Les savants et habiles ministres de l’Évangile, qui remplissent si dignement et avec tant d’éloquence les chaires sacrées des temples de cette ville, et qui, à l’exemple de St. Paul, sont assiégés jour et nuit du soin de toutes les églises, non seulement de celles qui triomphent à l’abri de ses remparts et où ils sont établis, mais encore de celles qui combattent sous la croix, et qu’ils secourent par leurs mains levées en haut, comme autant de Moïses, n’ont pas manqué dans leurs excellents sermons de faire voir à Vos nobles Seigneuries cet ouvrage dans la première de ses faces, qui est son beau côté puisqu’il regarde le ciel, et de leur en promettre au nom de Jésus-Christ, le grand Rémunérateur, des couronnes éternelles dans le Paradis. Et nous prenons la liberté, Nosseigneurs, de Vous montrer à notre tour ce même ouvrage dans la dernière face qui regarde la terre, et de Vous assurer par la grande utilité qu’il apporte au public, et qui se fera encore mieux connoître dans la suite, que la postérité le gravera sur des tables d’airain, pour en conserver le souvenir à jamais, et en témoigner de la reconnoissance à tous vos descendants.

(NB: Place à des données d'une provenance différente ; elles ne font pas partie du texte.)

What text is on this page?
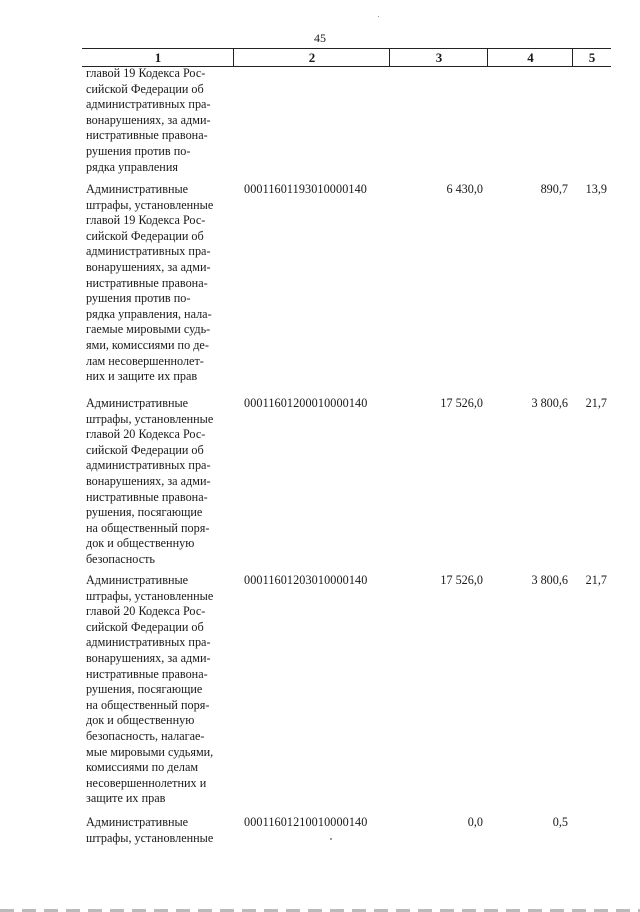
45
1	2	3	4	5
главой 19 Кодекса Рос-
сийской Федерации об
административных пра-
вонарушениях, за адми-
нистративные правона-
рушения против по-
рядка управления
Административные
штрафы, установленные
главой 19 Кодекса Рос-
сийской Федерации об
административных пра-
вонарушениях, за адми-
нистративные правона-
рушения против по-
рядка управления, нала-
гаемые мировыми судь-
ями, комиссиями по де-
лам несовершеннолет-
них и защите их прав
00011601193010000140	6 430,0	890,7	13,9
Административные
штрафы, установленные
главой 20 Кодекса Рос-
сийской Федерации об
административных пра-
вонарушениях, за адми-
нистративные правона-
рушения, посягающие
на общественный поря-
док и общественную
безопасность
00011601200010000140	17 526,0	3 800,6	21,7
Административные
штрафы, установленные
главой 20 Кодекса Рос-
сийской Федерации об
административных пра-
вонарушениях, за адми-
нистративные правона-
рушения, посягающие
на общественный поря-
док и общественную
безопасность, налагае-
мые мировыми судьями,
комиссиями по делам
несовершеннолетних и
защите их прав
00011601203010000140	17 526,0	3 800,6	21,7
Административные
штрафы, установленные
00011601210010000140	0,0	0,5
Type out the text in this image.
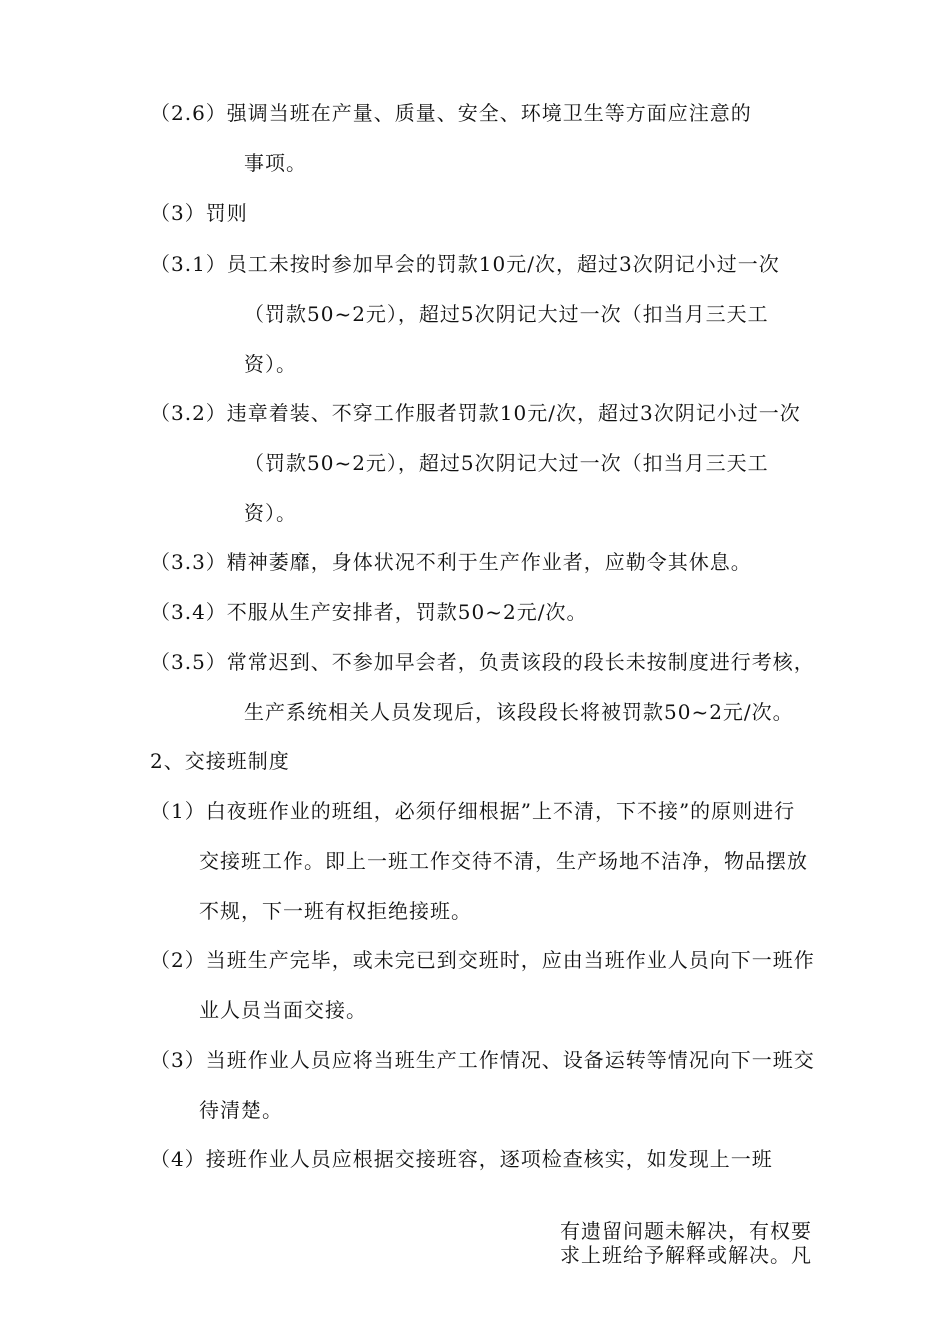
（2.6）强调当班在产量、质量、安全、环境卫生等方面应注意的
事项。
（3）罚则
（3.1）员工未按时参加早会的罚款10元/次，超过3次阴记小过一次
（罚款50~2元），超过5次阴记大过一次（扣当月三天工
资）。
（3.2）违章着装、不穿工作服者罚款10元/次，超过3次阴记小过一次
（罚款50~2元），超过5次阴记大过一次（扣当月三天工
资）。
（3.3）精神萎靡，身体状况不利于生产作业者，应勒令其休息。
（3.4）不服从生产安排者，罚款50~2元/次。
（3.5）常常迟到、不参加早会者，负责该段的段长未按制度进行考核，
生产系统相关人员发现后，该段段长将被罚款50~2元/次。
2、交接班制度
（1）白夜班作业的班组，必须仔细根据”上不清，下不接”的原则进行
交接班工作。即上一班工作交待不清，生产场地不洁净，物品摆放
不规，下一班有权拒绝接班。
（2）当班生产完毕，或未完已到交班时，应由当班作业人员向下一班作
业人员当面交接。
（3）当班作业人员应将当班生产工作情况、设备运转等情况向下一班交
待清楚。
（4）接班作业人员应根据交接班容，逐项检查核实，如发现上一班
有遗留问题未解决，有权要
求上班给予解释或解决。凡
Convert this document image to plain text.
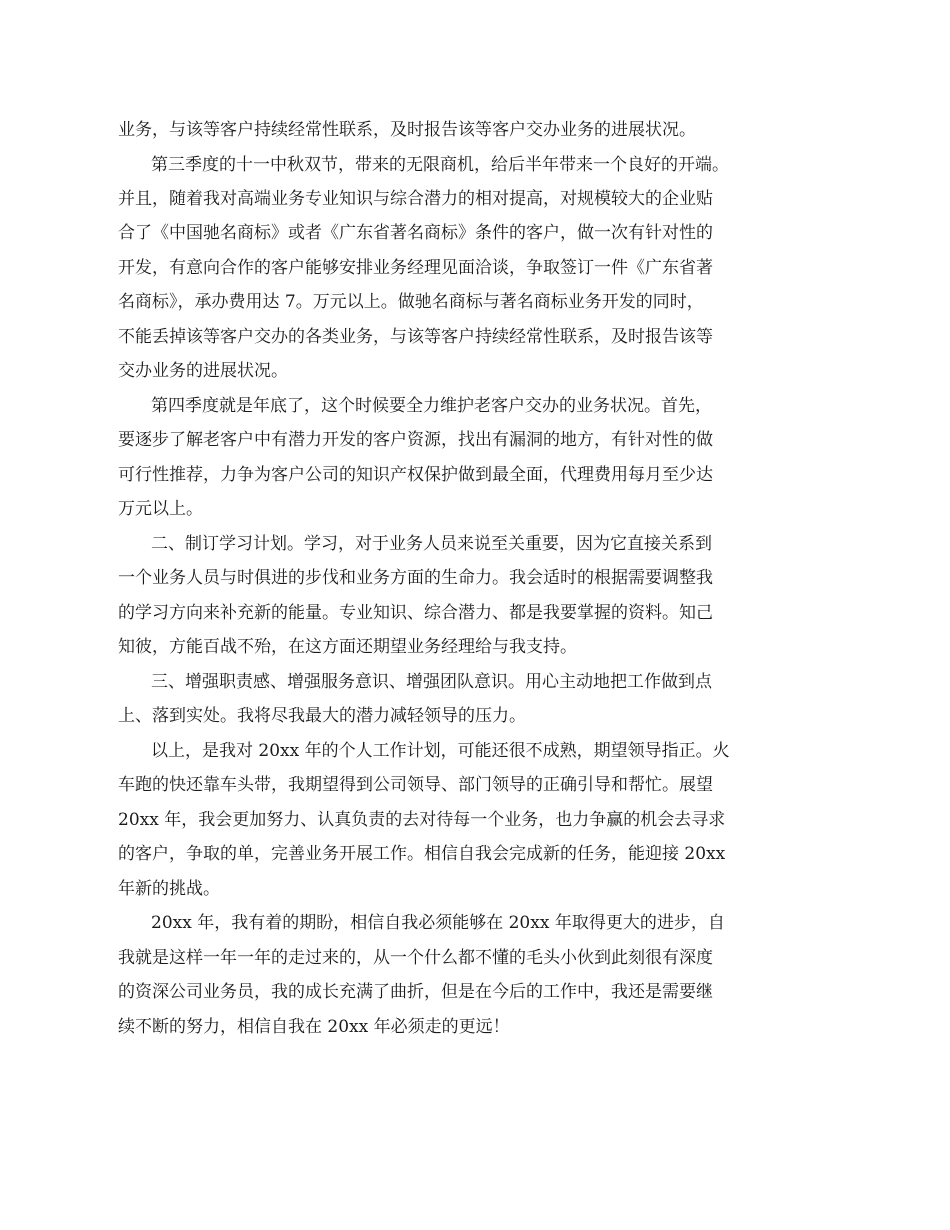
业务，与该等客户持续经常性联系，及时报告该等客户交办业务的进展状况。

第三季度的十一中秋双节，带来的无限商机，给后半年带来一个良好的开端。

并且，随着我对高端业务专业知识与综合潜力的相对提高，对规模较大的企业贴

合了《中国驰名商标》或者《广东省著名商标》条件的客户，做一次有针对性的

开发，有意向合作的客户能够安排业务经理见面洽谈，争取签订一件《广东省著

名商标》，承办费用达 7。万元以上。做驰名商标与著名商标业务开发的同时，

不能丢掉该等客户交办的各类业务，与该等客户持续经常性联系，及时报告该等

交办业务的进展状况。

第四季度就是年底了，这个时候要全力维护老客户交办的业务状况。首先，

要逐步了解老客户中有潜力开发的客户资源，找出有漏洞的地方，有针对性的做

可行性推荐，力争为客户公司的知识产权保护做到最全面，代理费用每月至少达

万元以上。

二、制订学习计划。学习，对于业务人员来说至关重要，因为它直接关系到

一个业务人员与时俱进的步伐和业务方面的生命力。我会适时的根据需要调整我

的学习方向来补充新的能量。专业知识、综合潜力、都是我要掌握的资料。知己

知彼，方能百战不殆，在这方面还期望业务经理给与我支持。

三、增强职责感、增强服务意识、增强团队意识。用心主动地把工作做到点

上、落到实处。我将尽我最大的潜力减轻领导的压力。

以上，是我对 20xx 年的个人工作计划，可能还很不成熟，期望领导指正。火

车跑的快还靠车头带，我期望得到公司领导、部门领导的正确引导和帮忙。展望

20xx 年，我会更加努力、认真负责的去对待每一个业务，也力争赢的机会去寻求

的客户，争取的单，完善业务开展工作。相信自我会完成新的任务，能迎接 20xx

年新的挑战。

20xx 年，我有着的期盼，相信自我必须能够在 20xx 年取得更大的进步，自

我就是这样一年一年的走过来的，从一个什么都不懂的毛头小伙到此刻很有深度

的资深公司业务员，我的成长充满了曲折，但是在今后的工作中，我还是需要继

续不断的努力，相信自我在 20xx 年必须走的更远！
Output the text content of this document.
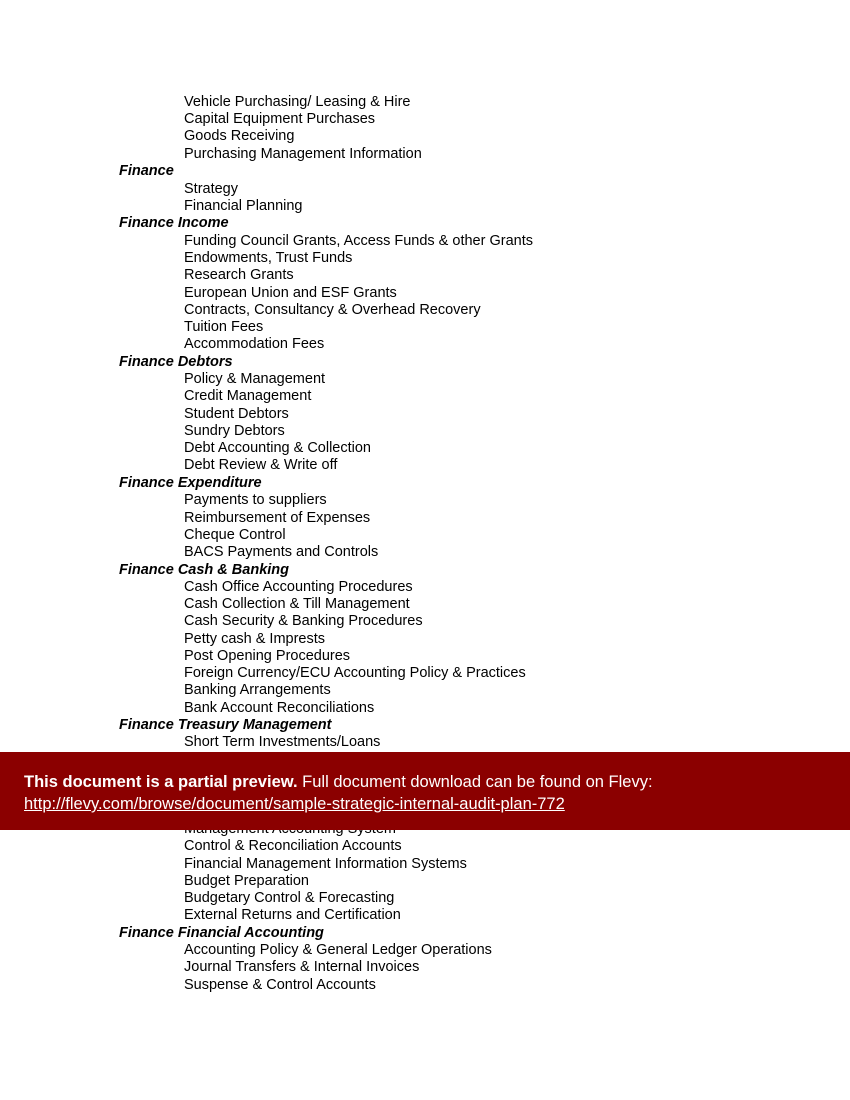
Vehicle Purchasing/ Leasing & Hire
Capital Equipment Purchases
Goods Receiving
Purchasing Management Information
Finance
Strategy
Financial Planning
Finance Income
Funding Council Grants, Access Funds & other Grants
Endowments, Trust Funds
Research Grants
European Union and ESF Grants
Contracts, Consultancy & Overhead Recovery
Tuition Fees
Accommodation Fees
Finance Debtors
Policy & Management
Credit Management
Student Debtors
Sundry Debtors
Debt Accounting & Collection
Debt Review & Write off
Finance Expenditure
Payments to suppliers
Reimbursement of Expenses
Cheque Control
BACS Payments and Controls
Finance Cash & Banking
Cash Office Accounting Procedures
Cash Collection & Till Management
Cash Security & Banking Procedures
Petty cash & Imprests
Post Opening Procedures
Foreign Currency/ECU Accounting Policy & Practices
Banking Arrangements
Bank Account Reconciliations
Finance Treasury Management
Short Term Investments/Loans
Control & Reconciliation Accounts
Financial Management Information Systems
Budget Preparation
Budgetary Control & Forecasting
External Returns and Certification
Finance Financial Accounting
Accounting Policy & General Ledger Operations
Journal Transfers & Internal Invoices
Suspense & Control Accounts
This document is a partial preview. Full document download can be found on Flevy:
http://flevy.com/browse/document/sample-strategic-internal-audit-plan-772
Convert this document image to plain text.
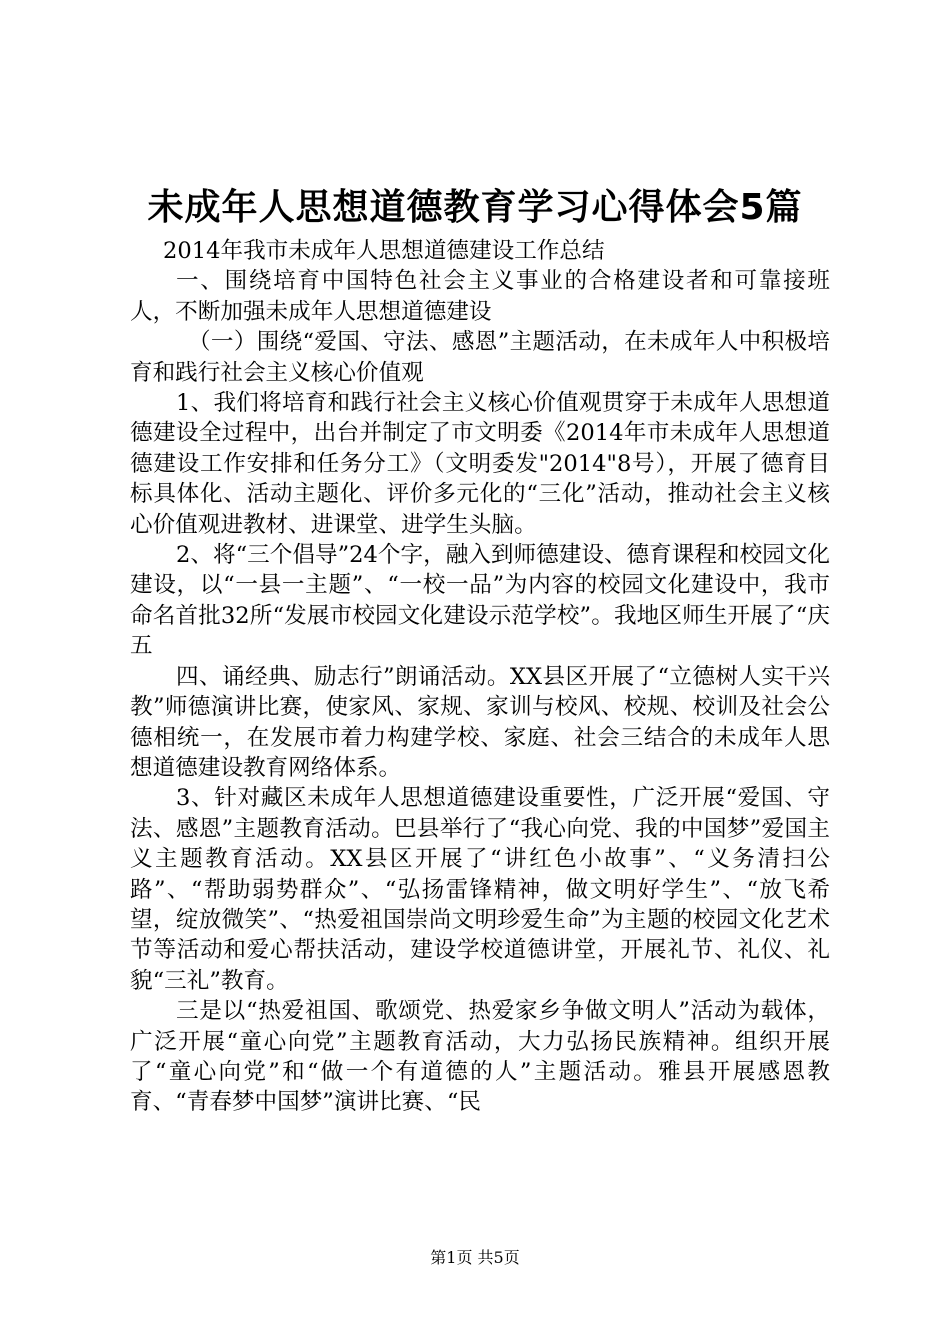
未成年人思想道德教育学习心得体会5篇

2014年我市未成年人思想道德建设工作总结

一、围绕培育中国特色社会主义事业的合格建设者和可靠接班人，不断加强未成年人思想道德建设

（一）围绕“爱国、守法、感恩”主题活动，在未成年人中积极培育和践行社会主义核心价值观

1、我们将培育和践行社会主义核心价值观贯穿于未成年人思想道德建设全过程中，出台并制定了市文明委《2014年市未成年人思想道德建设工作安排和任务分工》（文明委发"2014"8号），开展了德育目标具体化、活动主题化、评价多元化的“三化”活动，推动社会主义核心价值观进教材、进课堂、进学生头脑。

2、将“三个倡导”24个字，融入到师德建设、德育课程和校园文化建设，以“一县一主题”、“一校一品”为内容的校园文化建设中，我市命名首批32所“发展市校园文化建设示范学校”。我地区师生开展了“庆五

四、诵经典、励志行”朗诵活动。XX县区开展了“立德树人实干兴教”师德演讲比赛，使家风、家规、家训与校风、校规、校训及社会公德相统一，在发展市着力构建学校、家庭、社会三结合的未成年人思想道德建设教育网络体系。

3、针对藏区未成年人思想道德建设重要性，广泛开展“爱国、守法、感恩”主题教育活动。巴县举行了“我心向党、我的中国梦”爱国主义主题教育活动。XX县区开展了“讲红色小故事”、“义务清扫公路”、“帮助弱势群众”、“弘扬雷锋精神，做文明好学生”、“放飞希望，绽放微笑”、“热爱祖国崇尚文明珍爱生命”为主题的校园文化艺术节等活动和爱心帮扶活动，建设学校道德讲堂，开展礼节、礼仪、礼貌“三礼”教育。

三是以“热爱祖国、歌颂党、热爱家乡争做文明人”活动为载体，广泛开展“童心向党”主题教育活动，大力弘扬民族精神。组织开展了“童心向党”和“做一个有道德的人”主题活动。雅县开展感恩教育、“青春梦中国梦”演讲比赛、“民

第1页 共5页
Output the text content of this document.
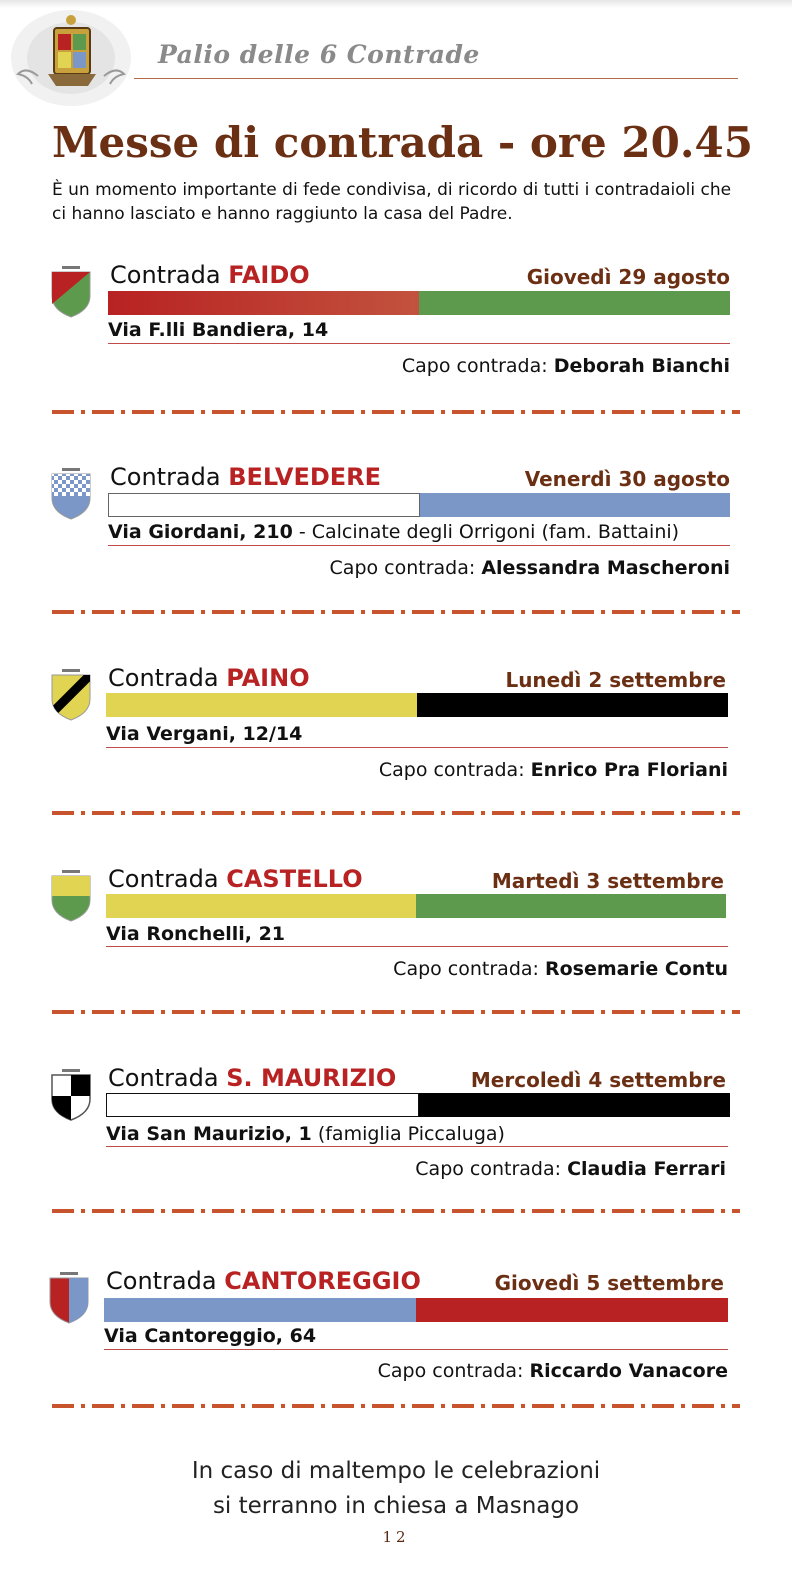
Palio delle 6 Contrade
Messe di contrada - ore 20.45
È un momento importante di fede condivisa, di ricordo di tutti i contradaioli che ci hanno lasciato e hanno raggiunto la casa del Padre.
Contrada FAIDO	Giovedì 29 agosto
Via F.lli Bandiera, 14
Capo contrada: Deborah Bianchi
Contrada BELVEDERE	Venerdì 30 agosto
Via Giordani, 210 - Calcinate degli Orrigoni (fam. Battaini)
Capo contrada: Alessandra Mascheroni
Contrada PAINO	Lunedì 2 settembre
Via Vergani, 12/14
Capo contrada: Enrico Pra Floriani
Contrada CASTELLO	Martedì 3 settembre
Via Ronchelli, 21
Capo contrada: Rosemarie Contu
Contrada S. MAURIZIO	Mercoledì 4 settembre
Via San Maurizio, 1 (famiglia Piccaluga)
Capo contrada: Claudia Ferrari
Contrada CANTOREGGIO	Giovedì 5 settembre
Via Cantoreggio, 64
Capo contrada: Riccardo Vanacore
In caso di maltempo le celebrazioni
si terranno in chiesa a Masnago
12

C’est ce que nous faisons par ce dénombrement de nos personnes et de nos familles, et dans le détail de nos professions et de nos emplois, que nous y avons ajouté. Si vous daignez, Nosseigneurs y jeter les yeux, comme nous osons l’espérer de vos grandes vertus, qui se font un plaisir et un devoir d’imiter les actions de Dieu, vous y verrez près de deux mille personnes, qui sont venues en cette ville, sans compter celles qui sont allées avec Monsieur de Sommelsdijk à Surinam, dont le nombre est considérable. Vous y verrez que la moitié de tout ce monde, étant encore dans l’enfance ou dans la jeunesse de leur âge, se forment aisément à l’air et à la langue du pays, comme s’ils en étoient originaires, et deviennent peu à peu de bons et de naturels Flamands. Vous y verrez de toutes sortes d’ordres et de conditions ; des gens de lettres et des gens d’épée ; des séculiers et des ecclésiastiques, des marchands et des artisans, des ouvriers et des matelots, dont la plus part vivent de leurs rentes, ou de leur industrie, sans être à charge à la Diaconie. Vous y verrez un grand nombre de métiers différents, qui ne s’exerçoient point auparavant dans la ville, ni dans les Provinces Unies ; des brodeurs en soye et en fil ; des dessinateurs de points et d’étoffes à fleurs ; des sergiers et des droguetiers ; des blanconniers et des tireurs et fileurs d’or et d’argent Lyonnois ; des ventailliers et des ébénistes ; des faiseurs de caudebecs et de chandelles au moûle, et plusieurs autres. Vous y verrez quantité de nouvelles manufactures, que l’on étoit contraint auparavant d’aller quérir en France, et qui se fabriquent à présent ici ; des serges du Roi et à la Dauphine ; des bourdalous et des étamines ; des taffetas doubles et simples de toutes les couleurs ; des crêpons de laine et de soye ; des éventails et des caudebecs ; des broderies en or et en argent, en fil et en soye ; des dentelles et des équipures, et enfin le point à la Reine, établi dans la maison des Orphelins ; en outre les droguets et les serges de Nîmes ; les brocarts et les brocatels ; les rubans et les agréments, les gazes à fleurs et unies ; les chapeaux de castor, et plusieurs autres fabriques, dont la plus part ne se faisoient pas dans cette ville, et les autres s’y travaillent en beaucoup plus grande quantité depuis notre venue, qui les y a augmentées.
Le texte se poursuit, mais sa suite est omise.